Neuromorphic Hardware Using Simplified Elements and Thin-Film Semiconductor Devices as Synapse Elements - Simulation of Hopfield and Cellular Neural Network

• Published in: Neural Information Processing pp. 769 - 776
• Main Authors: Kameda, Tomoya, Kimura, Mutsumi, Nakashima, Yasuhiko
• Format: Book Chapter
• Language: English; Japanese
• Published: Cham Springer International Publishing 2017
• Series: Lecture Notes in Computer Science
• Subjects: Cellular neural network; Hopfield neural network; Neuromorphic hardware; Synapse element; Thin-film semiconductor device
• ISBN: 3319701355; 9783319701356
• ISSN: 0302-9743; 1611-3349
• DOI: 10.1007/978-3-319-70136-3_81

Neuromorphic hardware using simplified elements and thin-film semiconductor devices as synapse elements is proposed. It is assumed that amorphous metal-oxide semiconductor devices are used for the synapse elements, and the characteristic degradation is utilized for the learning rule named modified Hebbian learning. First, we explain an architecture and operation of a Hopfield neural network. Next, we model the electrical characteristic of the thin-film semiconductor devices and simulate the letter recognition by the neural network. Particularly in this presentation, we show a degradation map.
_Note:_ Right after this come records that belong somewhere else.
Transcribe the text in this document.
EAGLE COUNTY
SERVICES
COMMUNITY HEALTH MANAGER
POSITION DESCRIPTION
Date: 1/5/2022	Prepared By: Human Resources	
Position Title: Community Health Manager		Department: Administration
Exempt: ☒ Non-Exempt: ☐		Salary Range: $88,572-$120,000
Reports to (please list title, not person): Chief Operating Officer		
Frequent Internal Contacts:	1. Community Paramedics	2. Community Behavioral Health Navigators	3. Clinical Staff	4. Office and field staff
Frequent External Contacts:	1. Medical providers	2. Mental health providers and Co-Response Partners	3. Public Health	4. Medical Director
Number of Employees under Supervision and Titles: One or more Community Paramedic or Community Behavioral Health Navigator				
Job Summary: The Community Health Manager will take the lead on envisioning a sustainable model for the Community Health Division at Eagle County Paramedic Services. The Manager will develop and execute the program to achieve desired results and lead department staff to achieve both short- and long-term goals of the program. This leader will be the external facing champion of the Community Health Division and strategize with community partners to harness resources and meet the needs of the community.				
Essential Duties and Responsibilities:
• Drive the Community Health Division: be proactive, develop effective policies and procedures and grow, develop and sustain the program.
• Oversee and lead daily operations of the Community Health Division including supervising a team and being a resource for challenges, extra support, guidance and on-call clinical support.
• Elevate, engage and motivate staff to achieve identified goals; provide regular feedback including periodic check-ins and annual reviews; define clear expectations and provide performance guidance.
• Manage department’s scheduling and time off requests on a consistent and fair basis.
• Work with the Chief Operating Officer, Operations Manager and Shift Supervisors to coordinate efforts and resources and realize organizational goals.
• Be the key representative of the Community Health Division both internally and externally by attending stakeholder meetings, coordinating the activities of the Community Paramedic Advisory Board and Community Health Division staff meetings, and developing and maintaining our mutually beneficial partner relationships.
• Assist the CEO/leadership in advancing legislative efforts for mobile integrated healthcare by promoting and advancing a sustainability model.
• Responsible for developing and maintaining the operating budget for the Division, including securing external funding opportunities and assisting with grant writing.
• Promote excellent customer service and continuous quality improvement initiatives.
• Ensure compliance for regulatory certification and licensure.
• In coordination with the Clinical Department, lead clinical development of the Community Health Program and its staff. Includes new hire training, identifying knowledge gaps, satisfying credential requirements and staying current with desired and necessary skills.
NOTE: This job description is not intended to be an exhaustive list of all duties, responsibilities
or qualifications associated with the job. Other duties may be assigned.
On the other hand, we also explain an architecture and operation of a cellular neural network, model the thin-film semiconductor devices, and simulate the letter recognition. Particularly in this presentation, we evaluate connection schemes. It is found that the cellular neural network has higher performance when it has diagonal connections. Moreover, we compare the Hopfield and cellular neural networks. It is found that the Hopfield neural network has higher performance, although the cellular neural network has a simple structure.